Relation between the measures of two sets defined via Lebesgue integration I posted this question on StackExchange, people have upvoted it but I have not received any response. I read up here that it is okay to post unanswered StackExchange questions on Mathoverflow. So, posting it below.
Suppose $a : \mathbb R_+ \to \{-1,1\}$ is a measurable function. Let $X_0 =\frac12$. Consider a particle that moves on the $X-$axis as follows. 
$$X_t = X_0 + \int_0^t a_s ds$$
where the integral is a Lebesgue integral. 
Fix a $T=\frac12$. So, $X_t \in [0,1]$ for all $t \le T$. 
Let $S \subset [0,1]$ be a set such that $\ell(S) =1$, where $\ell(\cdot)$ is the Lebesgue measure.
Define, 
$$G:= \{t \le T: X_t \in S\}.$$
Is it the case that $\ell(G) = \ell([0,T]) = \frac12$?
That is, the particle spends almost no time outside $S$?
 A: Yes, by the coarea formula.

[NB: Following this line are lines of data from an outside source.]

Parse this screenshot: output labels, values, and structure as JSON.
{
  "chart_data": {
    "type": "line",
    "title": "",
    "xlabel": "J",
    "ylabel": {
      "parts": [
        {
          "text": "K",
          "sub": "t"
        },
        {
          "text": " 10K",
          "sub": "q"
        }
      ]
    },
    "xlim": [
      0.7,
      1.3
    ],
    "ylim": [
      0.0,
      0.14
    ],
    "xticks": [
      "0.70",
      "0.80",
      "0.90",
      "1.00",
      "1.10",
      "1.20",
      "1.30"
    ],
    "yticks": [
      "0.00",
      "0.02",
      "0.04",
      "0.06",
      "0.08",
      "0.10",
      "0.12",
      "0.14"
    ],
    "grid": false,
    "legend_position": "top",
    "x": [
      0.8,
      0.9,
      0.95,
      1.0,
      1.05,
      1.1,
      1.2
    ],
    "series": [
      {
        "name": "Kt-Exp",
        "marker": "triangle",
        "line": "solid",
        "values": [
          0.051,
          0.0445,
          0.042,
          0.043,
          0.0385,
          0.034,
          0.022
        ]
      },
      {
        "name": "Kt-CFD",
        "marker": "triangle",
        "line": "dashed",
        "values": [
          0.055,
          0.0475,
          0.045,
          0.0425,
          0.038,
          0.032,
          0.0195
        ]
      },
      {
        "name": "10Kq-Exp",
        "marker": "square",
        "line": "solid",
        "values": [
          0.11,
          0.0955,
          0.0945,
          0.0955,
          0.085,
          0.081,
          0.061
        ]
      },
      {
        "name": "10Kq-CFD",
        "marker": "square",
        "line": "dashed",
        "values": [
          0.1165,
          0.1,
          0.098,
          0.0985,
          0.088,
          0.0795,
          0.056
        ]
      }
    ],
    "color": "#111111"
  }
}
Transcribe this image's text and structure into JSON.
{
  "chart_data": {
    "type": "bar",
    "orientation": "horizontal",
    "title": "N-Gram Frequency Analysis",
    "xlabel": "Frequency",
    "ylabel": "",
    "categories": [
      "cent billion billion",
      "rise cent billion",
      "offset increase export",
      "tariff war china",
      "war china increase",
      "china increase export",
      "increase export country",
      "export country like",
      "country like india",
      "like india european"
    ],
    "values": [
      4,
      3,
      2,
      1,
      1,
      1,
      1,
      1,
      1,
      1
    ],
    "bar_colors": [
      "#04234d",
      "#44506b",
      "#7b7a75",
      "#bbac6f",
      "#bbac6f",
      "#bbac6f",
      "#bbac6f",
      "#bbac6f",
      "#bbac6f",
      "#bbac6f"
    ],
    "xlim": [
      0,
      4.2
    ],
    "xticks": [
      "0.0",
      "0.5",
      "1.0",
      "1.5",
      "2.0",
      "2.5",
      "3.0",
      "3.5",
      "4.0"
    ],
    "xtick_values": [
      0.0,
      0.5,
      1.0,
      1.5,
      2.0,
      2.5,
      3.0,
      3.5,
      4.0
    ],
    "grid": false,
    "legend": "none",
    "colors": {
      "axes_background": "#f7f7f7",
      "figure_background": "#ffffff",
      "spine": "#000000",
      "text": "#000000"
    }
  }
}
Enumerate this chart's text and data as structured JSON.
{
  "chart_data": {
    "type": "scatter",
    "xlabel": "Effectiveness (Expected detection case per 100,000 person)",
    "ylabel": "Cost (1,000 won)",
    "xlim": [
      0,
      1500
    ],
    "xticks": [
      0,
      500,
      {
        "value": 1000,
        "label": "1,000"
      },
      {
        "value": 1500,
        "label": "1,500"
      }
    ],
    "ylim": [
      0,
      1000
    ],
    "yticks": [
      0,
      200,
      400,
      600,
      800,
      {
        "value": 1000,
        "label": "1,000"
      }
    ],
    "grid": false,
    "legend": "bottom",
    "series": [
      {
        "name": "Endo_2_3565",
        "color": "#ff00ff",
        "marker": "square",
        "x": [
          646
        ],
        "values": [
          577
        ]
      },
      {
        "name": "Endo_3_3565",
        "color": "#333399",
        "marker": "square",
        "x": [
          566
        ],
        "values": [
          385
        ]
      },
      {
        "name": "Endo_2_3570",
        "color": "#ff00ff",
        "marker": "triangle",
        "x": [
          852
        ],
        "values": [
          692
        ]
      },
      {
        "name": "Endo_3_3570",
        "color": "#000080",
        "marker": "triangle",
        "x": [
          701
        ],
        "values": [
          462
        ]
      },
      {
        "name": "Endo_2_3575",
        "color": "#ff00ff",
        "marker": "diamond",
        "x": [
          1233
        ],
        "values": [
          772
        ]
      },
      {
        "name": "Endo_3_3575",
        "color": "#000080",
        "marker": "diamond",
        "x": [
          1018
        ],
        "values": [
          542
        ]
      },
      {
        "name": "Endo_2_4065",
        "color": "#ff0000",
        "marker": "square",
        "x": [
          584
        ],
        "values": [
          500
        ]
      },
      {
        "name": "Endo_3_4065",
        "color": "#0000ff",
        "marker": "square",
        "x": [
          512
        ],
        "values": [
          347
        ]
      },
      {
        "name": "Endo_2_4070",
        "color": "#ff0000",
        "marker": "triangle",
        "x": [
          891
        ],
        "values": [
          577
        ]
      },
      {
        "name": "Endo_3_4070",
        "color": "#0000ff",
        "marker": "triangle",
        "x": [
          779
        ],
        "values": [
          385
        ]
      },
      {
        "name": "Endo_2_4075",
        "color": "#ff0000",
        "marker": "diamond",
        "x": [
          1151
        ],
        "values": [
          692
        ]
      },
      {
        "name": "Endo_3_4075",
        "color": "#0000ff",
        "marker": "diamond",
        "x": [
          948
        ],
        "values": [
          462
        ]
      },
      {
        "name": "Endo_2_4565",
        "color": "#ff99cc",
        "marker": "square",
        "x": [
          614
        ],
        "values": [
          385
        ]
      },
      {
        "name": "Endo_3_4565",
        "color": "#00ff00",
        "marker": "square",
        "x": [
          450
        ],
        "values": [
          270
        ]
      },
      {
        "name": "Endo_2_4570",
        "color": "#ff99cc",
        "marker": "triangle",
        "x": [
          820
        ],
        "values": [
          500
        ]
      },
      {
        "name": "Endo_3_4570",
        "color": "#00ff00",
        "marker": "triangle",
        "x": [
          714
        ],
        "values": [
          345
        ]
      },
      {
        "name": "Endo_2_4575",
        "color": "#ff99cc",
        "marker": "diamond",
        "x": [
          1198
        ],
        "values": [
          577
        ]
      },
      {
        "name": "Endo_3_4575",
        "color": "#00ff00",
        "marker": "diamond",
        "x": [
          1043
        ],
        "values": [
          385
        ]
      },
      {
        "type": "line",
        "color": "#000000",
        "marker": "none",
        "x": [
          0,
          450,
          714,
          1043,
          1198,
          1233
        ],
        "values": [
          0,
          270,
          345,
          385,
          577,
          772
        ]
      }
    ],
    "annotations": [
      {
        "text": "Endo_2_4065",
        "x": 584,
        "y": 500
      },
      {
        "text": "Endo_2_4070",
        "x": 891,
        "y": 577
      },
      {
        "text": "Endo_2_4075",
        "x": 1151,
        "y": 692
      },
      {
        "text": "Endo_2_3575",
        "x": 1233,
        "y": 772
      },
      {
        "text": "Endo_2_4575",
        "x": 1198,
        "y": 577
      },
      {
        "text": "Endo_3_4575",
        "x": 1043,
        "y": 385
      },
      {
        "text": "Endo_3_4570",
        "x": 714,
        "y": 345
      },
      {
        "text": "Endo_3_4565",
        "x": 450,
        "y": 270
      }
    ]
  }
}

In fact it is sufficient to assume that $a(t)$ is bounded and non-zero almost everywhere.
The function $X(t)$ is Lipschitz continuous (with Lipschitz constant 1), $g(t) = \mathbb{1}_{[0,T] \setminus G}(t)$ is integrable (in fact, bounded by $0$ and $1$), the zero-dimensional Hausdorff measure is just the counting measure, and thus
$$ \begin{aligned} \int_0^T \mathbb{1}_{[0,T] \setminus G}(t) |X'(t)| dt & = \int_0^T g(t) |X'(t)| dt \\ & = \int_0^1 \biggl(\sum_{t \in [0, T] : X(t) = x} g(t)\biggr) dx \\ & = \int_0^1 \# \{t \in [0, T] : X(t) = x, t \notin G\} dx \\ & = \int_0^1 \# \{t \in [0, T] : X(t) = x, X(t) \notin S\} dx \\ & = \int_0^1 \# \{t \in [0, T] : X(t) = x, x \notin S\} dx \\ & = \int_{[0, 1] \setminus S} \# \{t \in [0, T] : X(t) = x\} dx = 0 .\end{aligned} $$
The interand $\mathbb{1}_{[0,T] \setminus G}(t) |X'(t)|$ is non-negative, and hence it is equal to zero almost everywhere. However, $X'(t) = a(t) \ne 0$ almost everywhere, and hence $[0,T] \setminus G$ is necessarily a null set.